Traduction par Pierre de Puliga.
Journal des débats (p. 30-36).



VI


Emma s’aperçut bientôt du succès de ses efforts pour donner à l’imagination d’Harriet un nouvel aliment : celle-ci ne tarda pas à apprécier comme il convenait les avantages physiques de M. Elton et l’agrément de ses manières. D’autre part, elle était convaincue que ce dernier était bien près d’être amoureux, s’il ne l’était pas déjà. Il exprimait son appréciation des progrès réalisés par Harriet depuis sa venue à Hartfield dans des termes qui paraissaient concluants :

— Vous avez donné à Mlle Smith ce qui lui manquait : l’aisance et le goût. C’était une ravissante créature lorsque vous l’avez connue, mais à mon avis les attraits dont vous l’avez ornée surpassent de beaucoup ceux qu’elle devait à la nature.

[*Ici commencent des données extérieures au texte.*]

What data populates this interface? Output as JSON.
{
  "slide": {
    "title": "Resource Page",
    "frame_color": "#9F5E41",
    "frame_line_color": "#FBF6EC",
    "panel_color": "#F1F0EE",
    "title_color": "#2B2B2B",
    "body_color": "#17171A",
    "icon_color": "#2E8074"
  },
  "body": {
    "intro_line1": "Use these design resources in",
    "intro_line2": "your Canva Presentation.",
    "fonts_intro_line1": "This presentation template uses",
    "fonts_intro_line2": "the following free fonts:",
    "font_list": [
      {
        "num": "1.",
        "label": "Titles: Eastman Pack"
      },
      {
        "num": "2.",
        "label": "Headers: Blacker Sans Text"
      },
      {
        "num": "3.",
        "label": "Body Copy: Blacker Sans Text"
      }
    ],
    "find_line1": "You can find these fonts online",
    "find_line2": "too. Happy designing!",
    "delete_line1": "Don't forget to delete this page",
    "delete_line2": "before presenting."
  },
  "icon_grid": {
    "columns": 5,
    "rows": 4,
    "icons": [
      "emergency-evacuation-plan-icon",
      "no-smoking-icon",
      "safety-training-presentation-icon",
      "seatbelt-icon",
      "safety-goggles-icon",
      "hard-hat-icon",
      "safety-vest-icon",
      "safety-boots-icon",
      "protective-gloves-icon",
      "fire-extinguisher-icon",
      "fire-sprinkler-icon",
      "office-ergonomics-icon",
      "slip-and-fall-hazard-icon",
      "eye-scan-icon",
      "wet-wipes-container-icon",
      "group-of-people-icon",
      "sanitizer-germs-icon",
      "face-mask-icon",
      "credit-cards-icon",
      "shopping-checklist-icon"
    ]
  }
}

— Je suis heureuse de penser que mes conseils lui ont été utiles ; mais à dire vrai Harriet possédait toutes les aptitudes. Mon œuvre se réduit à peu de chose.

— S’il était permis de contredire une femme… dit galamment M. Elton.

— Peut-être son caractère a-t-il acquis un peu plus de décision : je lui ai suggéré quelques points sur lesquels sa pensée n’avait pas l’habitude de s’arrêter.

— Précisément. Et ce résultat a été obtenu en si peu de temps. Quelle légèreté de touche !

— Dites plutôt : quelle culture facile ! Je n’ai jamais rencontré un esprit plus souple.

— Je n’en doute pas.

Quelques jours après, au cours d’une conversation, elle demanda à Harriet en présence de M. Elton.

— A-t-on jamais fait votre portrait Harriet ?

À ce moment, on vint appeler Harriet de la part de Mme Goddard. Avant de quitter le salon elle s’arrêta une minute pour répondre avec une naïveté charmante :

— Mais non, jamais.

Dès qu’elle fût sortie Emma dit :

— Comme il serait agréable d’avoir un bon portrait d’elle ; j’ai presqu’envie de m’y essayer moi-même. Vous ne le savez pas sans doute, mais il y a deux ou trois ans, je me suis adonnée avec passion à peindre des portraits ; puis le goût m’en est passé. Nonobstant si Harriet voulait poser pour moi, je me risquerais encore une fois.

— Laissez-moi vous prier, mademoiselle Woodhouse, s’écria M. Elton, d’exercer votre charmant talent en faveur de votre amie. Je connais vos œuvres. Comment pouvez-vous supposer le contraire ? Ce salon n’est-il pas tapissé de fleurs et de paysages dûs à votre pinceau ? D’autre part ; j’ai pu examiner chez Mme Weston quelques délicieux spécimens de vos dessins.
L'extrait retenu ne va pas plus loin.